HSBC CEO Stuart Gulliver admits his bank’s shortcomings in money laundering checks and balances are both “shameful and embarrassing” and admits it may have to pay out well over $2 billion before the scandal is put to rest. Already, it’s put aside $700 million in anticipation of hefty fines, legal expenses and other costs.
Earlier this month, an American Senate report revealed the bank allowed clients to shift funds with little or no oversight and many of them found their way to Mexico, which is being called “dangerous and shifty”. On Monday, Gulliver said the costs could go much higher. Declaring “compliance changes” and new approaches to rebuilding its reputation, he said the activities in both Mexico and the U.S. were painful, embarrassing and shameful. He didn’t argue the American senator’s statements that the entire atmosphere at HSBC is “polluted”.
In business since 1865 and currently the UK’s largest bank, it has a presence in more than 80 countries. This necessitated the need for a streamlined and seamless structure and Gulliver has been credited for making those changes. He now says efforts to ensure compliance are transparent and with no shortage of checks and balances.
HSBC is also involved in the global LIBOR scandal, which could result in criminal charges being filed against many bank presidents and other banking officials. Gulliver said his bank is cooperating fully and with no limitations placed on various documents investigators request. HSBC is also one of more than a dozen banks under scrutiny in a global interest rate-rigging scandal that has rocked the sector and further damaged the reputation of bankers following criticism of their culture and standards.
HSBC’s biggest British banking competitor, Barclays, is also deeply involved in this latest bank scandal. It too has already put aside hundreds of millions of dollars in anticipation of various penalties and fees. It’s long since admitted its wrongdoing, but has said the illegal activities were limited to just two years – 2008 and 2009.
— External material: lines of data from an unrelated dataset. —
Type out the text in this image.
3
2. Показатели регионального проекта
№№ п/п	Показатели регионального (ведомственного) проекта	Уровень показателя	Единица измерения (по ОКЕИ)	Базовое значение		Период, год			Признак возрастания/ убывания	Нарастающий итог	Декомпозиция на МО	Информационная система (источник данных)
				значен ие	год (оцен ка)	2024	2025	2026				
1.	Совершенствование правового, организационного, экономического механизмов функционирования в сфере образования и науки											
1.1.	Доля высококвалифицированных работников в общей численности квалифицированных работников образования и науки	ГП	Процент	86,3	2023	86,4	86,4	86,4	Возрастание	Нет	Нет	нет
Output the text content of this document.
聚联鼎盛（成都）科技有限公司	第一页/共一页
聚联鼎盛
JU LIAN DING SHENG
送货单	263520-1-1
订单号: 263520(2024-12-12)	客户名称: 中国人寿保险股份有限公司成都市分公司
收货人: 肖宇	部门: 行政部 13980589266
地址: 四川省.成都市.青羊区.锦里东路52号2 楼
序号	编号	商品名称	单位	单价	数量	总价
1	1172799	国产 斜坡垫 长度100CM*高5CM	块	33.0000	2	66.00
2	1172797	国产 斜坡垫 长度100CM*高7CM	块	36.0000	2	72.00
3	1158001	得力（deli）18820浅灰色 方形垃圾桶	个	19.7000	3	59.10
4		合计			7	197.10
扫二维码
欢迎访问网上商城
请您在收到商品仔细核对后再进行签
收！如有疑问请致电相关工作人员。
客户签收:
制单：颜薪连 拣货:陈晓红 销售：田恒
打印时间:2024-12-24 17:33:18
Other global banks are finding themselves under regulator microscopes as the Libor investigation continues, including other UK competitors, Deutsche Bank, Royal Bank of Scotland and Credit Suisse. In the U.S. the banks include Citigroup and JPMorgan Chase. Each has announced their investigations. Currently, HSBC is in talks to settle the investigation into money laundering while also hammering out anti-money laundering compliance issues with the U.S. Department of Justice and other regulators. Gulliver said:
It may take several more months to come to fruition.
When asked if HSBC is considering a “clawback” of some of its bonuses for anyone involved in the scandal, Gulliver said it was possible, though opted not to elaborate on whether former Chief Executive Michael Geoghegan could face clawbacks. He also reiterated the bank continues to cut costs while also channeling direct investments into the Asian market, which is considerably stronger these days.
In the past 18 months, HSBC has eliminated close to 30,000 jobs and closed 26 various businesses – including sales of its U.S. credit card businesses as well as at least half of its American bank branches. Gulliver said he was aware of the investigation into its U.S. compliance problems in 2010 before he took over, and that shaped some of his restructuring. This also includes centralizing control functions over a bank that was unwieldy.
Meanwhile, a small bank in New York filed filed its own class action suit against at least 16 of the world’s largest banks, including HSBC. In its suit, it alleges it was damaged by the manipulation of LIBOR interest rates. This is surely just the first of many lawsuits that will occur as the scandal continues to unfold.